L'hôte ne savait où donner de la tête et, quand le Ninoche lui présenta son ôson, c'est à peine s'il y prit garde. Il le renvoya bien loin, en disant que, puisqu'il était d'or, on ne pouvait le mettre à la broche.
- Puisqu'on ne peut l'accommoder, dit Jean du Gogué, j'en ferai cadeau à saint Calixte. Ce sera bien le diable si, en revanche, il ne m'en donne pas un qui soit bon à mettre à la broche!

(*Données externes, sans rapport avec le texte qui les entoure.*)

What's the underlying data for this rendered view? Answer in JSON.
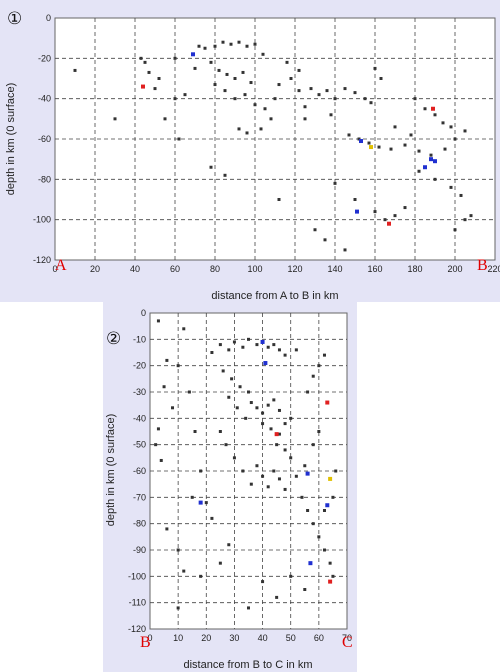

Et, après avoir soupé, il alla avec son ôson coucher à l'étable.
L'hôte du Paradis avait trois filles qui étaient aussi curieuses qu'Eve, leur grand'maman. Toute la nuit elles se retournèrent dans leur lit, pensant à l'oie d'or et tourmentées du désir de l'examiner à leur apaisement.
Au premier chant du coq, l'aînée se leva et dit: - Il fait trop chaud, je ne saurais dormir, et elle descendit à l'étable, à pas de loup, pour ne point réveiller le Ninoche.
Aux rayons de la Belle, l'oiseau merveilleux brillait comme une étoile. Après en avoir bien rassasié ses yeux, la jeune fille eut envie de lui saquer une de ses plumes.
Elle y mit la main, mais, à sa vive surprise, elle ne put la retirer.
Quand le coq chanta pour la seconde fois, la cadette se leva et dit: - J'ai senti une puce, je ne puis plus dormir, et elle courut rejoindre sa sœur, mais aussitôt qu'elle l'eut touchée, il lui fut impossible de bouger de l'endroit.